SMS (Short Message Service) traffic, otherwise known as text messaging, is on a downward spiral. For the first time ever in the U.K., reports have emerged suggesting that people are sending fewer and fewer text messages through their cell-phone carriers. Usage has dropped "from 152 billion in 2012 to 145billion in 2013," according to estimates from Deloitte.
Competitive apps that bypass carrier messaging, like WhatsApp, iMessage, and Snapchat—which all use data connections, not SMS protocol—are rising in popularity, making text messages passé. And it looks like the preliminary data about the U.K. is representative of an overall global trend.
Last year, Marketing Charts claimed that U.S. texting habits faced dwindling numbers in 2012, shifting from prior years in which text messages was a rapidly growing communicative tool. In 2012, "Americans texted each other 2.19 trillion times, down 4.9% from the prior year, after at least three consecutive years of growth," according to a survey performed by CTIA. That study attributes the decline to smartphone saturation; the increase in smartphone usage is leading more people to use Internet-based applications for messaging.
Business Insider deduced a similar occurrence in the U.S., but credited the decline to data-using mobile apps as well as the dominance of young mobile users in the market.

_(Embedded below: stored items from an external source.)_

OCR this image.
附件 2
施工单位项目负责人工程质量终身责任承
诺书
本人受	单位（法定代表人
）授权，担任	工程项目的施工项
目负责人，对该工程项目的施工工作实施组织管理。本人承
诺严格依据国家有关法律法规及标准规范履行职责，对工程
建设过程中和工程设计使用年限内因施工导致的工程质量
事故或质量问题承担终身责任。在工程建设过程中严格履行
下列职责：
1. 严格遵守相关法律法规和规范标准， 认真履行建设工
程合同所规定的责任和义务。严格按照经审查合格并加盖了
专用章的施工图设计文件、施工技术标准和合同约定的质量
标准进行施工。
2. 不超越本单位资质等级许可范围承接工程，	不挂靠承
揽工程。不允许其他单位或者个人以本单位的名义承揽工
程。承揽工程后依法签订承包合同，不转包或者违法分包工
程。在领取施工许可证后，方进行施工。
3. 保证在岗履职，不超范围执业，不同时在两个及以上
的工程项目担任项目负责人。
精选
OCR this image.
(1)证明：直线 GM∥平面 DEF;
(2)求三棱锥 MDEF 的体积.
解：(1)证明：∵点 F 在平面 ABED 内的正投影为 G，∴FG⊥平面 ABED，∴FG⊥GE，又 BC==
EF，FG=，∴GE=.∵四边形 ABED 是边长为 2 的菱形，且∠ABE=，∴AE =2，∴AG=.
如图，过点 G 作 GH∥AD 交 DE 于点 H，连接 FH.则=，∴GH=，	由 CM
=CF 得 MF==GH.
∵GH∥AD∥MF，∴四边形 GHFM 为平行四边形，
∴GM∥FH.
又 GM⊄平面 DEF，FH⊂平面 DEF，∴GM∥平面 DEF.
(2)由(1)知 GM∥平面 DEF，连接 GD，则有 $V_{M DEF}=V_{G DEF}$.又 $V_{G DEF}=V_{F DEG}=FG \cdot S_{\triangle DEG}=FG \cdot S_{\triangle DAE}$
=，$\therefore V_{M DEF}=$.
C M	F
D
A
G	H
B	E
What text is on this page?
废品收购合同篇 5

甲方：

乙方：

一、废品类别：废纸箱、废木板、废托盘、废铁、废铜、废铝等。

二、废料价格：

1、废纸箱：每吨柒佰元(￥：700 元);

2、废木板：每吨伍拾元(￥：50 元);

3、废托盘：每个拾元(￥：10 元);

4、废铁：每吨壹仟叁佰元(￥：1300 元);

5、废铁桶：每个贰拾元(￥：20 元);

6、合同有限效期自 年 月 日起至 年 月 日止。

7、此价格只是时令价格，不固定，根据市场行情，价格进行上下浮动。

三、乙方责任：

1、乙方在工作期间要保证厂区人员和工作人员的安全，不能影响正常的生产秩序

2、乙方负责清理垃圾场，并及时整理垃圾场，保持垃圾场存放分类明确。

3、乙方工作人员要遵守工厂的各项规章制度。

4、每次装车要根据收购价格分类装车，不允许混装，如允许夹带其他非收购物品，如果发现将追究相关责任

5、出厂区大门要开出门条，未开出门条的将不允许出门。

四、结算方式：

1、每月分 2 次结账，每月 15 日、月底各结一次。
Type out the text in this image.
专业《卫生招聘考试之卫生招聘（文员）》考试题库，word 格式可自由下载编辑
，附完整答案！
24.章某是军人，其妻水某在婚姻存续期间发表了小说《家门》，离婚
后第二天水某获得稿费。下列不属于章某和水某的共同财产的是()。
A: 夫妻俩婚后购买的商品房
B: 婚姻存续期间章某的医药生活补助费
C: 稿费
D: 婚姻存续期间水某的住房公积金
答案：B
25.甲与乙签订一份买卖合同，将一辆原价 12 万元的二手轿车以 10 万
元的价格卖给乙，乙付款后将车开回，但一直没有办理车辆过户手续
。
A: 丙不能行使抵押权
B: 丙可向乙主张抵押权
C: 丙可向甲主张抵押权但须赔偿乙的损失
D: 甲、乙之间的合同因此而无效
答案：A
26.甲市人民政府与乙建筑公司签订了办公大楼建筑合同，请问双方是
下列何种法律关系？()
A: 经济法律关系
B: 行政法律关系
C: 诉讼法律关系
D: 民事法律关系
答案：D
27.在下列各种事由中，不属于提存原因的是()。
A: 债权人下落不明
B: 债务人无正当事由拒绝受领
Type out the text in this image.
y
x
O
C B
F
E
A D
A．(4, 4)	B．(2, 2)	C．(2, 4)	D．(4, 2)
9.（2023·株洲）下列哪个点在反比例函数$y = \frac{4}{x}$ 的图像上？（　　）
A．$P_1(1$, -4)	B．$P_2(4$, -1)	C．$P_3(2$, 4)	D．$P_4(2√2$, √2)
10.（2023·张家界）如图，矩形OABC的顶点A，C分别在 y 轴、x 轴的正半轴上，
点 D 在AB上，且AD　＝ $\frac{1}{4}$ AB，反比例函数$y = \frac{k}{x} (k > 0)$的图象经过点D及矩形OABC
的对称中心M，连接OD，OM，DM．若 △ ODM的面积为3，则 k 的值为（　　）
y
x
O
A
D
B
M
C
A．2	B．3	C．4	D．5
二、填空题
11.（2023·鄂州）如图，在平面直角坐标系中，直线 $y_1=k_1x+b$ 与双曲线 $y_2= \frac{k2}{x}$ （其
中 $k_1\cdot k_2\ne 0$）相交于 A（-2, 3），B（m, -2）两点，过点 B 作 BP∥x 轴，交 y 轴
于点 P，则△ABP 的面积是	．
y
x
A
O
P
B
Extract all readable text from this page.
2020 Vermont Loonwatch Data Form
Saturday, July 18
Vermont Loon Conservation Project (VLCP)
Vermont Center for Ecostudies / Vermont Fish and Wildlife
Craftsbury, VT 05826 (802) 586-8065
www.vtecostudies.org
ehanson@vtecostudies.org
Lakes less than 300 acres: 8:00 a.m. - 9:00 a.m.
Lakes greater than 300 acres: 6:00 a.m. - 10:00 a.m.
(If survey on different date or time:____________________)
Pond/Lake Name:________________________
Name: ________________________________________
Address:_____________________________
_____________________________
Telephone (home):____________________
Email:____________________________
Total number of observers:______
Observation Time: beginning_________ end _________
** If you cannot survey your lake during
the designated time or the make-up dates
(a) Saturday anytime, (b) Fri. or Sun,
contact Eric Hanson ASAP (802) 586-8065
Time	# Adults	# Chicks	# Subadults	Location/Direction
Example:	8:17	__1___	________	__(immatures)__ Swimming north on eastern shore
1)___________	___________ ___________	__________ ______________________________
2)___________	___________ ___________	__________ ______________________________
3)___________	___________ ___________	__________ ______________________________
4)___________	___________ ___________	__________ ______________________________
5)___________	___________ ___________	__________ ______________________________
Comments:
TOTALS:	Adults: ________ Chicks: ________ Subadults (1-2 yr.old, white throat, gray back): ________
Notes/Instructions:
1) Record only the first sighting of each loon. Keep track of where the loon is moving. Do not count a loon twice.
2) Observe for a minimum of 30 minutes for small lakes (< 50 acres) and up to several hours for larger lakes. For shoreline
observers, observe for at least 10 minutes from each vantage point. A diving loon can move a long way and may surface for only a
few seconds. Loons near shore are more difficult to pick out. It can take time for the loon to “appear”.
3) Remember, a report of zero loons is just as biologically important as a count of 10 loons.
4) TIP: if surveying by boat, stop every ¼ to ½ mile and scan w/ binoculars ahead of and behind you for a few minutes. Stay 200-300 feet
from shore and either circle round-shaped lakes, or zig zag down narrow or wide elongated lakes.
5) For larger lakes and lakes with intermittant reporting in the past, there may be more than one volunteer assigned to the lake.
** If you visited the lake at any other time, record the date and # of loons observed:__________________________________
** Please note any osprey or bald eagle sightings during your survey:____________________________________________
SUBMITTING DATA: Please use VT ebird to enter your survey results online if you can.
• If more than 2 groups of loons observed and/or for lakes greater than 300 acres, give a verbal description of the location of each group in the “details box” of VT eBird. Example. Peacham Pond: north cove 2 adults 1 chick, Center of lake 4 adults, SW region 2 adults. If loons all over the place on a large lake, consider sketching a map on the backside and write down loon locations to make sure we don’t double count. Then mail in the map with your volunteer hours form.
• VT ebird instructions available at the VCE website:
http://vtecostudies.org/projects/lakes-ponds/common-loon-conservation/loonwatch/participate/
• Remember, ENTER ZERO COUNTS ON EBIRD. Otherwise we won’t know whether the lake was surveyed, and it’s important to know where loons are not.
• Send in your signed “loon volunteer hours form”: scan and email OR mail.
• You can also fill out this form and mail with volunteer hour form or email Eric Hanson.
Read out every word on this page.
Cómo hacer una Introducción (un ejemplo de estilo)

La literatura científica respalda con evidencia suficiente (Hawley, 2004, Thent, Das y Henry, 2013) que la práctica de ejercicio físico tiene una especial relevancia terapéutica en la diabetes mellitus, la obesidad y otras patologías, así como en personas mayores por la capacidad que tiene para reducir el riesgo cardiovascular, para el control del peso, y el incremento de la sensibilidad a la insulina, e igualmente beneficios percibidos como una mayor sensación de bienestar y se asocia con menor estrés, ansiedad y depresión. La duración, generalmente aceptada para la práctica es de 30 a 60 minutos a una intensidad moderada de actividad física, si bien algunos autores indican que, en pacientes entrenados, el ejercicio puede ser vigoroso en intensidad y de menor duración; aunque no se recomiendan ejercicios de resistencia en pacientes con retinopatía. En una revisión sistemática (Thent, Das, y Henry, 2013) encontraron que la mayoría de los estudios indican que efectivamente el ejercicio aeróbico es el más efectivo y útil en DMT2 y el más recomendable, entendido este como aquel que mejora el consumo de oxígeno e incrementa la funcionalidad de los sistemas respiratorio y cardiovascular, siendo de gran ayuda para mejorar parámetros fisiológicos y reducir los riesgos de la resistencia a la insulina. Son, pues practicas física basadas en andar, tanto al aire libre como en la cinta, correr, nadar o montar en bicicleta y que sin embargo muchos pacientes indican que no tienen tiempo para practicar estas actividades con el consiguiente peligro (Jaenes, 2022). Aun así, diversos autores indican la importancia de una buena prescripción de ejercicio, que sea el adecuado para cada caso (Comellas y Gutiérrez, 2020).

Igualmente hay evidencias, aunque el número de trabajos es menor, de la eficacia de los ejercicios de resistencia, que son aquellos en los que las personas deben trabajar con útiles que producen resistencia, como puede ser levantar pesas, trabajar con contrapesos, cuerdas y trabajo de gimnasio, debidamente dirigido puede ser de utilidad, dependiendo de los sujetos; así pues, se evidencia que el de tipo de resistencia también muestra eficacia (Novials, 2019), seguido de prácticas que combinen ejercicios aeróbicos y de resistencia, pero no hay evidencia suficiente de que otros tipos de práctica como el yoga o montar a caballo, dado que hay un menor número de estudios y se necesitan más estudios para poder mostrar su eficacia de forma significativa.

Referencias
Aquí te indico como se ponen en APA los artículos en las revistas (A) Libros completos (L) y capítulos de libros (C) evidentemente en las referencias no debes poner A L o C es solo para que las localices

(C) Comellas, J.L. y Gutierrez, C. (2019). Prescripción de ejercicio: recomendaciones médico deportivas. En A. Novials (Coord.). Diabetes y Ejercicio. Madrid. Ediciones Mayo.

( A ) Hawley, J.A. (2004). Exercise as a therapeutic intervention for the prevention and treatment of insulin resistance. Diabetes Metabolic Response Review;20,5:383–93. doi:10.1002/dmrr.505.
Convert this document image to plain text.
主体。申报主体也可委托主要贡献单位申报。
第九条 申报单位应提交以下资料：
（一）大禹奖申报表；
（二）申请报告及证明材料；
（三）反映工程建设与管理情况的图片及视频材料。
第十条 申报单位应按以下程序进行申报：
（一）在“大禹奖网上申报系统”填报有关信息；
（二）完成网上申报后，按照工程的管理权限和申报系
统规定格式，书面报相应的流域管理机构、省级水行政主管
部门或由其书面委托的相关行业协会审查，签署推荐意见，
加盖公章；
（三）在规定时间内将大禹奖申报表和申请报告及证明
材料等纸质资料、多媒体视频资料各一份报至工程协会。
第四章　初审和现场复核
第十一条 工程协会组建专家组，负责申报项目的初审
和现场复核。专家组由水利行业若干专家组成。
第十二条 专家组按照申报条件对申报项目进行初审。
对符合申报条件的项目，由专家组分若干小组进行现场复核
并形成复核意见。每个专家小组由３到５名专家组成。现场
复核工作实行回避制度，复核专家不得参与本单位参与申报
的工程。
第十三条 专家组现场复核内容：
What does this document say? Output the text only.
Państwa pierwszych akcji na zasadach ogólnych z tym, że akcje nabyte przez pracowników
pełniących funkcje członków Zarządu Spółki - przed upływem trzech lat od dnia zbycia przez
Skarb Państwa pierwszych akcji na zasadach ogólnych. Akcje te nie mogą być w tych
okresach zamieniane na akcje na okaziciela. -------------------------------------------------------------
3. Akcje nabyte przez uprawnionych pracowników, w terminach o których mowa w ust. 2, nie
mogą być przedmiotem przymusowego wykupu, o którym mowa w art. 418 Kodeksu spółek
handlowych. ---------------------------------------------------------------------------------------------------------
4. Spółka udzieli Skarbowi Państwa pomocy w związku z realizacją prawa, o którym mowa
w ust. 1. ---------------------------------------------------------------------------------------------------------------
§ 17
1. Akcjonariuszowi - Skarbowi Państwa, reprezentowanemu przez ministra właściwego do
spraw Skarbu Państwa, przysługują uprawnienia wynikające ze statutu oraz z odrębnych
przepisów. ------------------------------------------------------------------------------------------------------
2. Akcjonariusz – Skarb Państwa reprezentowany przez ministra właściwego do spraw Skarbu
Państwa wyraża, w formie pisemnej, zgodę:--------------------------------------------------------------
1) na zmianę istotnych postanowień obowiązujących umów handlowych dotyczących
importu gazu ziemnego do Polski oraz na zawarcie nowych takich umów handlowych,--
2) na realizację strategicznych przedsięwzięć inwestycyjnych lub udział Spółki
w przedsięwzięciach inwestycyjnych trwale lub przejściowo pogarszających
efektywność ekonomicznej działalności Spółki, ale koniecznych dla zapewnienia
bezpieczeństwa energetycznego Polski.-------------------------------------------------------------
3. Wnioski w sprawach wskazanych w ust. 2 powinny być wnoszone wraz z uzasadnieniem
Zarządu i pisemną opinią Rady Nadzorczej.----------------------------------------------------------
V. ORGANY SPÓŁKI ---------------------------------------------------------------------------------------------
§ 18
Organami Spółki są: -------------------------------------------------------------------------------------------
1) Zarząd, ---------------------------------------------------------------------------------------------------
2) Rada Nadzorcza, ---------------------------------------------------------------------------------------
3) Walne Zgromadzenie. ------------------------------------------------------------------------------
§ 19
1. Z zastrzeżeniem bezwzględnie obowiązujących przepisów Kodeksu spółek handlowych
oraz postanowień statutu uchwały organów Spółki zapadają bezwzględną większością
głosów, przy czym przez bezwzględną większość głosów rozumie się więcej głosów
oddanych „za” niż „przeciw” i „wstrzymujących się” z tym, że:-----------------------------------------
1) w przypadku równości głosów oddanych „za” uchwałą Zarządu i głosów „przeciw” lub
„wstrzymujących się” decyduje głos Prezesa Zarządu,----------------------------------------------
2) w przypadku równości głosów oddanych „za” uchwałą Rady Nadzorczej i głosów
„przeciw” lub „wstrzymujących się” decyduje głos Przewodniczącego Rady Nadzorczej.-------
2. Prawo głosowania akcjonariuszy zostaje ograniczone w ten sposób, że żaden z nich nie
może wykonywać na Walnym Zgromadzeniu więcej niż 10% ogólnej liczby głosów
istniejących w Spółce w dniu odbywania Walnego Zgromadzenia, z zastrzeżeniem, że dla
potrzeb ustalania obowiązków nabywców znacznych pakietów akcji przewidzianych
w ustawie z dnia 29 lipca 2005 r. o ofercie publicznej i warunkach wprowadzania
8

Smartphone users between the ages of 18 to 24 send text messages at nearly double the rate of users 25 to 34. Additionally, they reported that, "Young Americans send almost 10 times as many texts as Americans over 55."
Still, that growth hasn't cannibalized the growth of data-reliant messaging apps, according to Flurry Analytics, which reported today that messaging and social apps (including photo-sharing apps) grew 203% last year through messaging platforms like WhatsApp, WeChat, KakaoTalk, LINE, Facebook Messenger, and SnapChat. Furthermore, the rapid rate of growth of these tools has tripled in usage year over year.
Is there any upside here for cell-phone carriers? Yes, as it turns out: the 55-and-older generation, who are the holdouts for SMS communication, are slowly adopting it. According to The Independent, "Smartphone adoption [in the U.K.] is rising amongst senior citizens (it's expected to reach 68% this year), but these gradual adopters prefer to rely on SMS and calls rather than download a range of confusing apps."